Modulo is expensive operation. We should pay attention to this line:
hash_index = hash_index % (ma_hash_table->HASH_TABLE_SIZE);
Now let's remember that hash table's size is mask = 4096 - 1 (in decimal)= 111 1111 1111 1111 (in binary)
.
asm (
"andl %0, %1\n\t"
: "=rm" (hash_index)
: "rm" (ma_hash_table->HASH_TABLE_SIZE - 1)
);
Stress test results:
Compiler flag | -O0 | -O1 | -O2 |
---|---|---|---|
Test 0 | 7.37 | 2.58 | 2.62 |
Test 1 | 7.36 | 2.59 | 2.69 |
Test 2 | 7.39 | 2.59 | 2.81 |
Test 3 | 7.54 | 2.58 | 2.80 |
Test 4 | 7.54 | 2.59 | 2.65 |
Average | 7.44 | 2.58 | 2.71 |
Boost:
- -O0: 1.08 times
- -O1: 1.25 times
- -O2: 1.18 times
Fine! We still did not do anything with while cycle of searching in list. Let's try to do something with it.
We can rewrite it with GCC Extended Asm:
asm (
"vmovaps %3, %%ymm0\n\t"
".while:\n\t"
"cmp $0, %0\n\t"
"je .while_end\n\t"
"vmovaps (%0), %%ymm1\n\t"
"vpcmpeqb %%ymm0, %%ymm1, %%ymm3\n\t"
"vpmovmskb %%ymm3, %1\n\t"
"cmp %1, %4\n\t"
"jne .skip\n\t"
"movq %0, %2\n\t"
"jmp .while_end\n\t"
".skip:\n\t"
"movq 32(%0), %0 \n\t"
"jmp .while\n\t"
".while_end:\n\t"
"nop\n\t"
:"+r" (collide_cell), "+r" (cmp_status), "+r" (found_cell)

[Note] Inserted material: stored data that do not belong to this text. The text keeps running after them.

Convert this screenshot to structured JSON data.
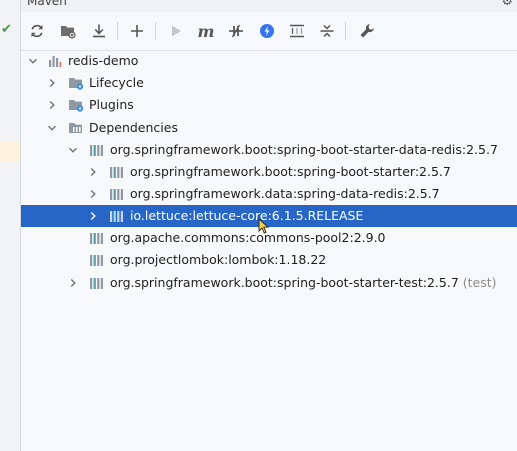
{
  "panel": {
    "title": "Maven"
  },
  "toolbar": {
    "buttons": [
      {
        "icon": "reload-icon",
        "label": "Reload All Maven Projects"
      },
      {
        "icon": "add-folder-icon",
        "label": "Generate Sources"
      },
      {
        "icon": "download-icon",
        "label": "Download Sources"
      },
      {
        "icon": "plus-icon",
        "label": "Add Maven Projects"
      },
      {
        "icon": "run-icon",
        "label": "Run Maven Build"
      },
      {
        "icon": "maven-m-icon",
        "label": "Execute Maven Goal"
      },
      {
        "icon": "toggle-offline-icon",
        "label": "Toggle Offline Mode"
      },
      {
        "icon": "skip-tests-icon",
        "label": "Toggle Skip Tests Mode"
      },
      {
        "icon": "show-dependencies-icon",
        "label": "Show Dependencies"
      },
      {
        "icon": "collapse-all-icon",
        "label": "Collapse All"
      },
      {
        "icon": "wrench-icon",
        "label": "Maven Settings"
      }
    ]
  },
  "tree": {
    "rows": [
      {
        "label": "redis-demo",
        "expanded": true
      },
      {
        "label": "Lifecycle",
        "expanded": false
      },
      {
        "label": "Plugins",
        "expanded": false
      },
      {
        "label": "Dependencies",
        "expanded": true
      },
      {
        "label": "org.springframework.boot:spring-boot-starter-data-redis:2.5.7",
        "expanded": true
      },
      {
        "label": "org.springframework.boot:spring-boot-starter:2.5.7",
        "expanded": false
      },
      {
        "label": "org.springframework.data:spring-data-redis:2.5.7",
        "expanded": false
      },
      {
        "label": "io.lettuce:lettuce-core:6.1.5.RELEASE",
        "expanded": false,
        "selected": true
      },
      {
        "label": "org.apache.commons:commons-pool2:2.9.0"
      },
      {
        "label": "org.projectlombok:lombok:1.18.22"
      },
      {
        "label": "org.springframework.boot:spring-boot-starter-test:2.5.7",
        "suffix": "(test)",
        "expanded": false
      }
    ]
  },
  "colors": {
    "selection": "#2766c7",
    "accent": "#3574f0",
    "folder": "#8f98a3",
    "library": "#5c9e9b"
  }
}
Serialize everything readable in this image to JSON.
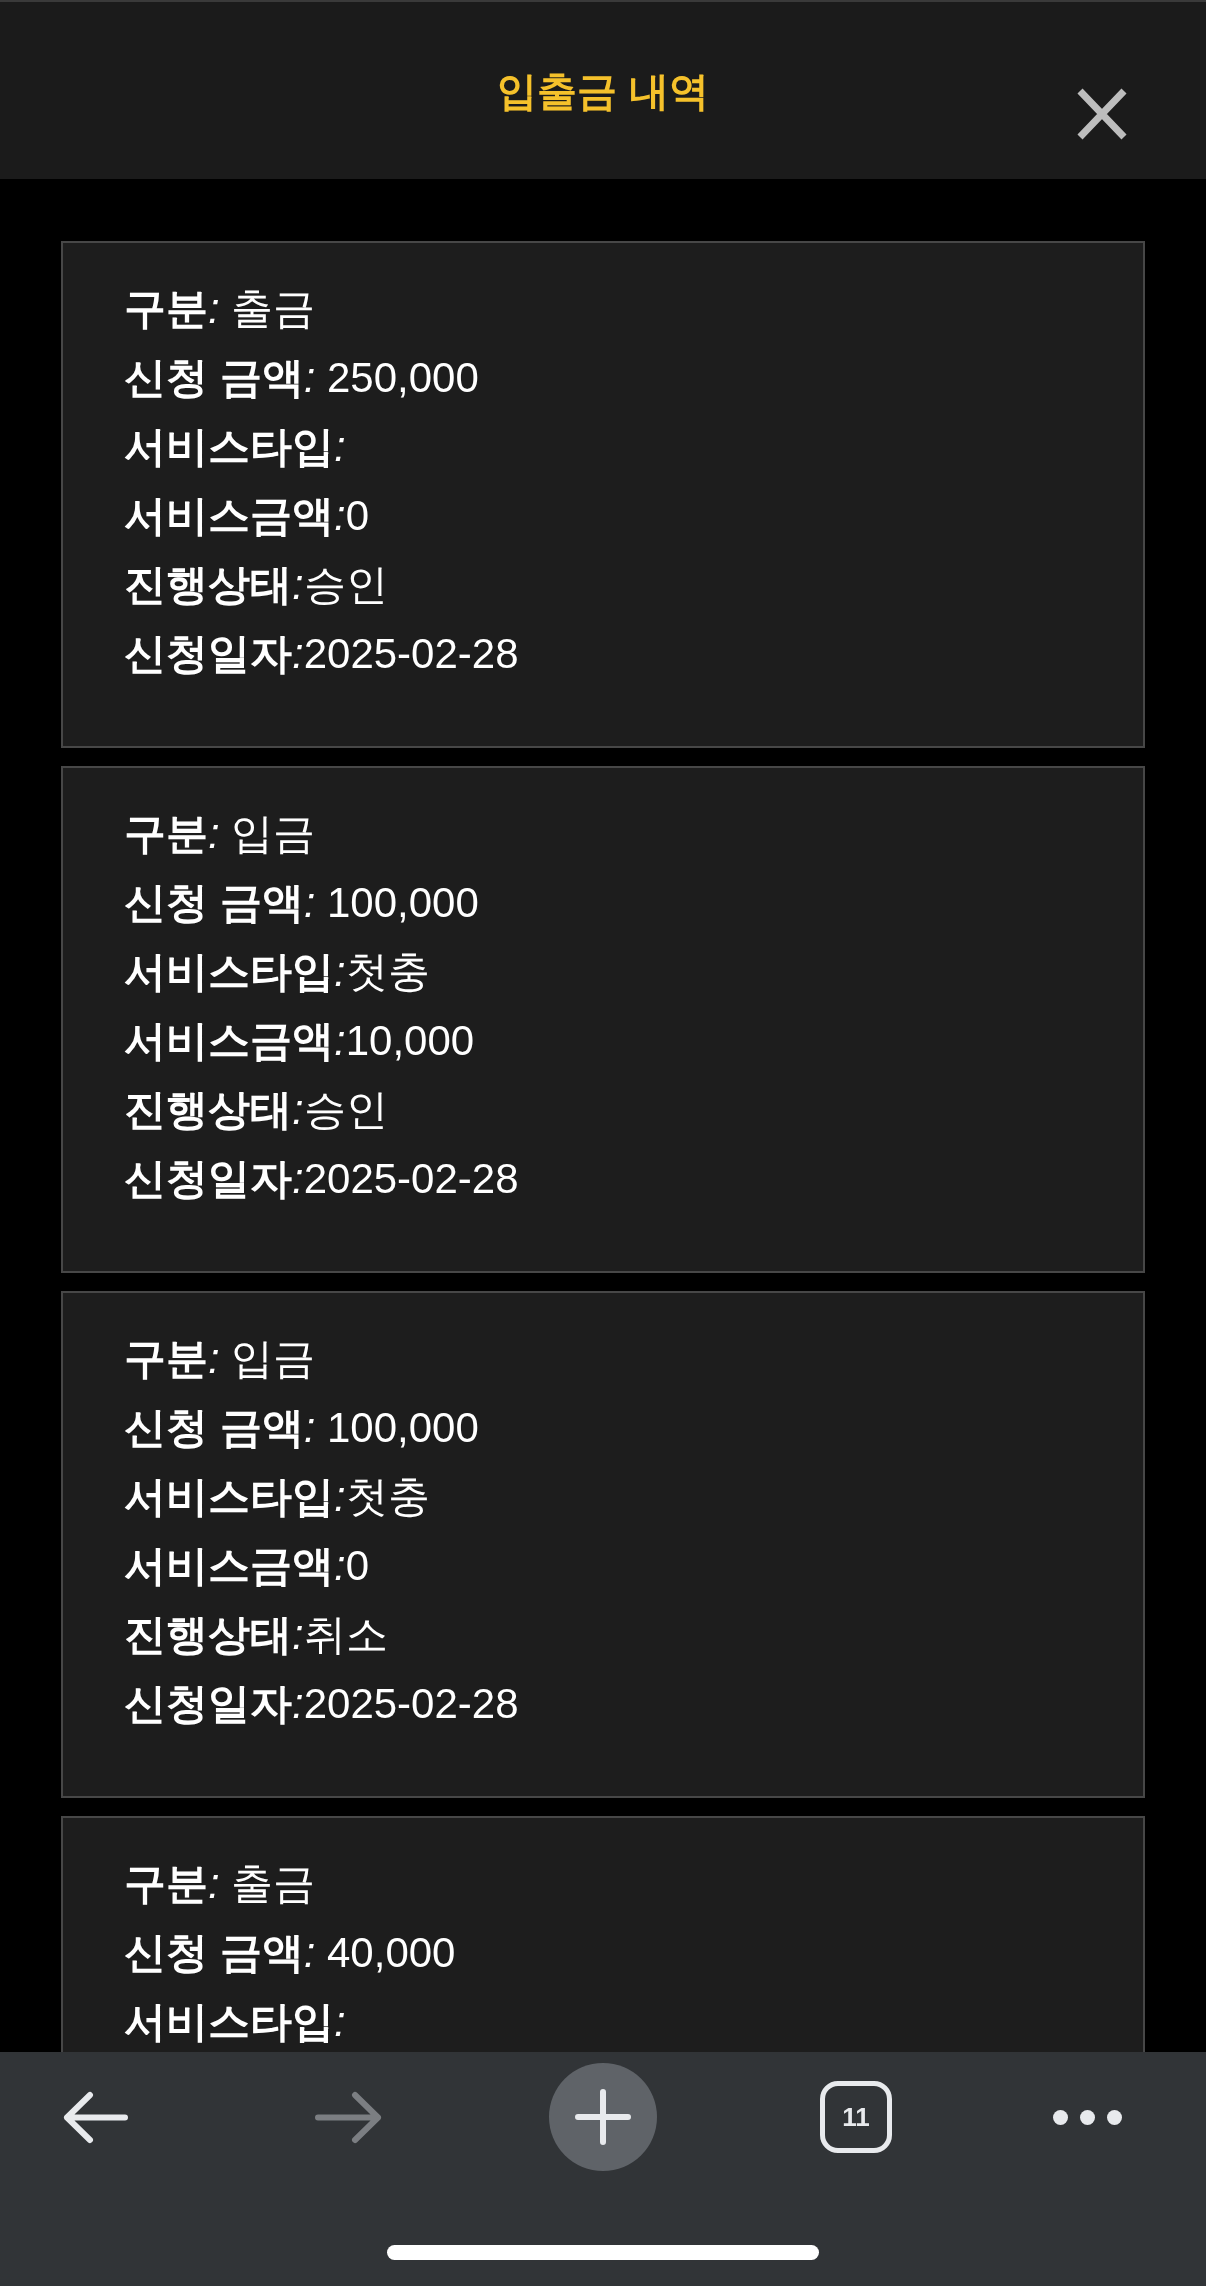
{
  "header": {
    "title": "입출금 내역"
  },
  "records": [
    {
      "fields": [
        {
          "label": "구분",
          "separator": ": ",
          "value": "출금"
        },
        {
          "label": "신청 금액",
          "separator": ": ",
          "value": "250,000"
        },
        {
          "label": "서비스타입",
          "separator": ":"
        },
        {
          "label": "서비스금액",
          "separator": ":",
          "value": "0"
        },
        {
          "label": "진행상태",
          "separator": ":",
          "value": "승인"
        },
        {
          "label": "신청일자",
          "separator": ":",
          "value": "2025-02-28"
        }
      ]
    },
    {
      "fields": [
        {
          "label": "구분",
          "separator": ": ",
          "value": "입금"
        },
        {
          "label": "신청 금액",
          "separator": ": ",
          "value": "100,000"
        },
        {
          "label": "서비스타입",
          "separator": ":",
          "value": "첫충"
        },
        {
          "label": "서비스금액",
          "separator": ":",
          "value": "10,000"
        },
        {
          "label": "진행상태",
          "separator": ":",
          "value": "승인"
        },
        {
          "label": "신청일자",
          "separator": ":",
          "value": "2025-02-28"
        }
      ]
    },
    {
      "fields": [
        {
          "label": "구분",
          "separator": ": ",
          "value": "입금"
        },
        {
          "label": "신청 금액",
          "separator": ": ",
          "value": "100,000"
        },
        {
          "label": "서비스타입",
          "separator": ":",
          "value": "첫충"
        },
        {
          "label": "서비스금액",
          "separator": ":",
          "value": "0"
        },
        {
          "label": "진행상태",
          "separator": ":",
          "value": "취소"
        },
        {
          "label": "신청일자",
          "separator": ":",
          "value": "2025-02-28"
        }
      ]
    },
    {
      "fields": [
        {
          "label": "구분",
          "separator": ": ",
          "value": "출금"
        },
        {
          "label": "신청 금액",
          "separator": ": ",
          "value": "40,000"
        },
        {
          "label": "서비스타입",
          "separator": ":"
        }
      ]
    }
  ],
  "toolbar": {
    "items": [
      {
        "kind": "back",
        "disabled": false
      },
      {
        "kind": "forward",
        "disabled": true
      },
      {
        "kind": "new_tab",
        "disabled": false
      },
      {
        "kind": "tabs",
        "label": "11",
        "disabled": false
      },
      {
        "kind": "more",
        "disabled": false
      }
    ]
  }
}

:"rm" (key), "rm" (SIMD_EQUAL_MASK)
: "rax", "ymm0", "ymm1", "ymm3"
);
Stress test results:
Compiler flag | -O0 | -O1 | -O2 |
---|---|---|---|
Test 0 | 4.05 | 2.27 | 3.14 |
Test 1 | 3.85 | 2.23 | 3.14 |
Test 2 | 3.87 | 2.19 | 3.15 |
Test 3 | 4.02 | 2.30 | 3.13 |
Test 4 | 4.04 | 2.25 | 3.13 |
Average | 3.96 | 2.25 | 3.14 |
Boost:
- -O0: 1.88 times
- -O1: 1.15 times
- -O2: 0.86 times (anti boost!)
Okay, we now have got decrease in performance and just have a look at our search function. How ugly and non-portable it is!

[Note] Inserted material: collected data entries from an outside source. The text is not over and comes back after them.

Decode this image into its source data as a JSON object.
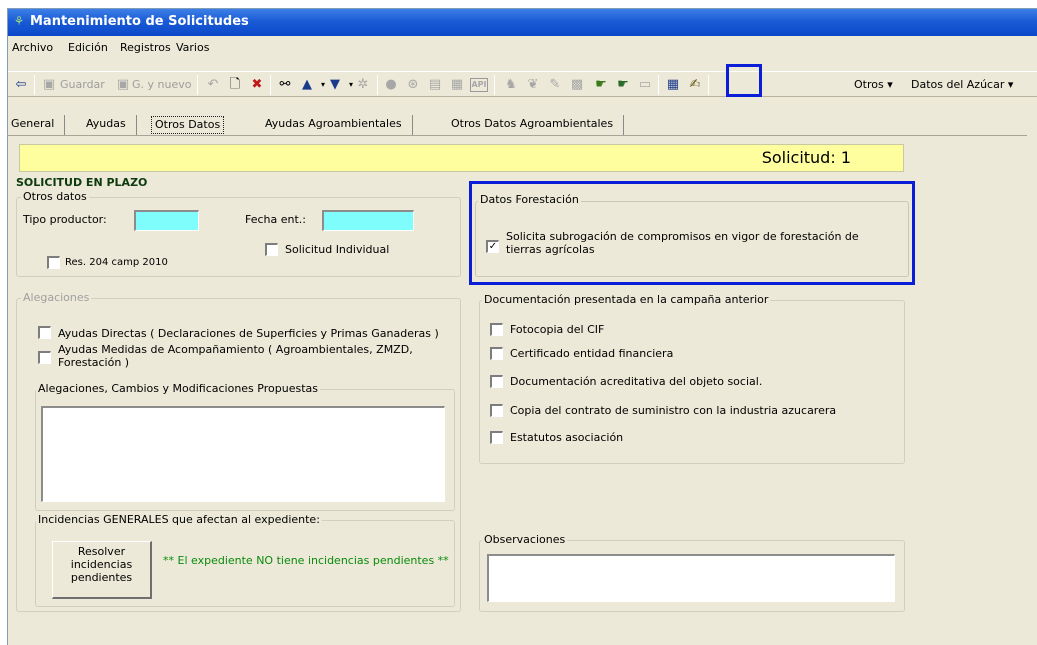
{
  "window": {
    "title": "Mantenimiento de Solicitudes"
  },
  "menu": {
    "archivo": "Archivo",
    "edicion": "Edición",
    "registros": "Registros",
    "varios": "Varios"
  },
  "toolbar": {
    "guardar": "Guardar",
    "g_y_nuevo": "G. y nuevo",
    "otros": "Otros",
    "datos_azucar": "Datos del Azúcar",
    "api_label": "API"
  },
  "tabs": [
    "General",
    "Ayudas",
    "Otros Datos",
    "Ayudas Agroambientales",
    "Otros Datos Agroambientales"
  ],
  "banner": {
    "solicitud": "Solicitud: 1"
  },
  "status": "SOLICITUD EN PLAZO",
  "otros_datos": {
    "legend": "Otros datos",
    "tipo_productor": "Tipo productor:",
    "fecha_ent": "Fecha ent.:",
    "res_204": "Res. 204 camp 2010",
    "solicitud_individual": "Solicitud Individual"
  },
  "forestacion": {
    "legend": "Datos Forestación",
    "subrogacion_line1": "Solicita subrogación de compromisos en vigor de forestación de",
    "subrogacion_line2": "tierras agrícolas",
    "checked": true
  },
  "alegaciones": {
    "legend": "Alegaciones",
    "ayudas_directas": "Ayudas Directas ( Declaraciones de Superficies y Primas Ganaderas )",
    "medidas_line1": "Ayudas Medidas de Acompañamiento ( Agroambientales, ZMZD,",
    "medidas_line2": "Forestación )",
    "cambios_legend": "Alegaciones, Cambios y Modificaciones Propuestas"
  },
  "documentacion": {
    "legend": "Documentación presentada en la campaña anterior",
    "items": [
      "Fotocopia del CIF",
      "Certificado entidad financiera",
      "Documentación acreditativa del objeto social.",
      "Copia del contrato de suministro con la industria azucarera",
      "Estatutos asociación"
    ]
  },
  "incidencias": {
    "legend": "Incidencias GENERALES que afectan al expediente:",
    "button_line1": "Resolver",
    "button_line2": "incidencias",
    "button_line3": "pendientes",
    "message": "** El expediente NO tiene incidencias pendientes **"
  },
  "observaciones": {
    "legend": "Observaciones"
  },
  "colors": {
    "title_blue": "#0a48c9",
    "banner_yellow": "#fefe9e",
    "field_cyan": "#7ffdfd",
    "highlight_blue": "#0a1ed8",
    "status_green": "#0a8a0a"
  }
}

That brings us to the end of optimization.
Total boost:
- -O0: 2.55 times
- -O1: 2.52 times
- -O2: 1.82 times
It's really great, but still we have to remember about cost — constraints such as:
- AVX and AVX2 are required
- Words should be shorter than 32 symbols
- x86 instruction set
- Hash table should be power of 2
All in all, we have got fast, NON-PORTABLE, UNREADABLE and HARD TO SUPPORT code. Good job!
In first versions I computed length of string in every call of hash. Before thinking I optimized strlen function with AVX:
uint32_t ma_strlen(__m256i key)
{
return YMM_SIZE - __builtin_popcount(_mm256_movemask_epi8(_mm256_cmpeq_epi8(_mm256_setzero_si256(), key)));
}
But soon I understood that I don't even need to compute string's length every time. Thus, before assembling it's worth thinking whether you really need this optimization.